As many other commenters have noted, there is a culture of many women religious receiving advanced degrees. One of my college friends who got his PhD in political science at MIT was surprised to discover that there were two women religious in his grad school cohort.

In parallel terms, "monk" and "brother" are often used interchangeably, but like with nun, a monk lives cloistered. A brother is a non-ordained man consecrated to religious life. While many brothers are monks, many monks are priests, and some brothers live non-cloistered lives, in the sciences, perhaps the best known would be Brother Guy Consolmagno who is a Jesuit brother and the Vatican astronomer.

2 comments

I'd argue the best known monk in the sciences is Gregor Mendel , who was an Augustinian friar and genetics research pioneer.

As an aside, it always rubs me the wrong way when people insinuate the (Catholic) church is anti-science when the long list of contributions to science says otherwise.

True that.
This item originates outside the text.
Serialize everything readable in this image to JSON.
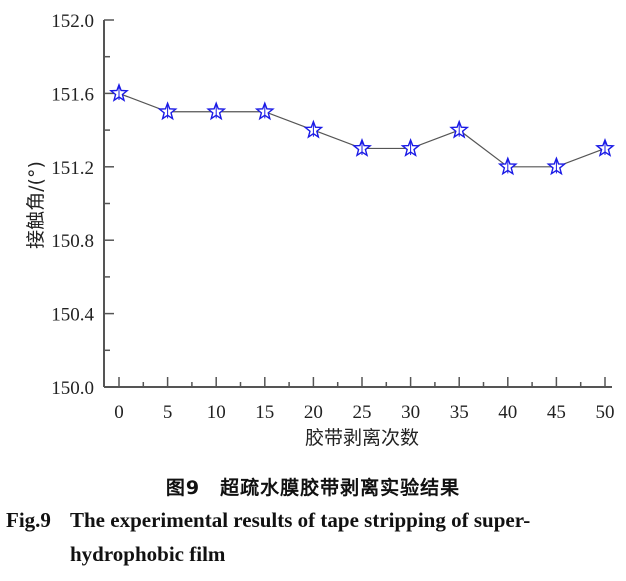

I was thinking the best-known living brother in the sciences.

Plus, I've met Brother Guy. He's really cool.

When I was in college in engineering, I noticed a woman dressed in a sister's outfit always in the labs, I think she was studying EE? She was running PSpice. Very interesting.
I've known a large number of Catholic sisters over the years. They've been, without exception, some of the most interesting people I've ever known. When my mom was in the hospital last year, she had regular visits from an 89-year-old sister who came just to chat, even though my mom isn't Catholic (and there was no attempt to proselytize, I should add). It as more just a case of she enjoyed being able to provide socialization with the elderly women who were in the hospital.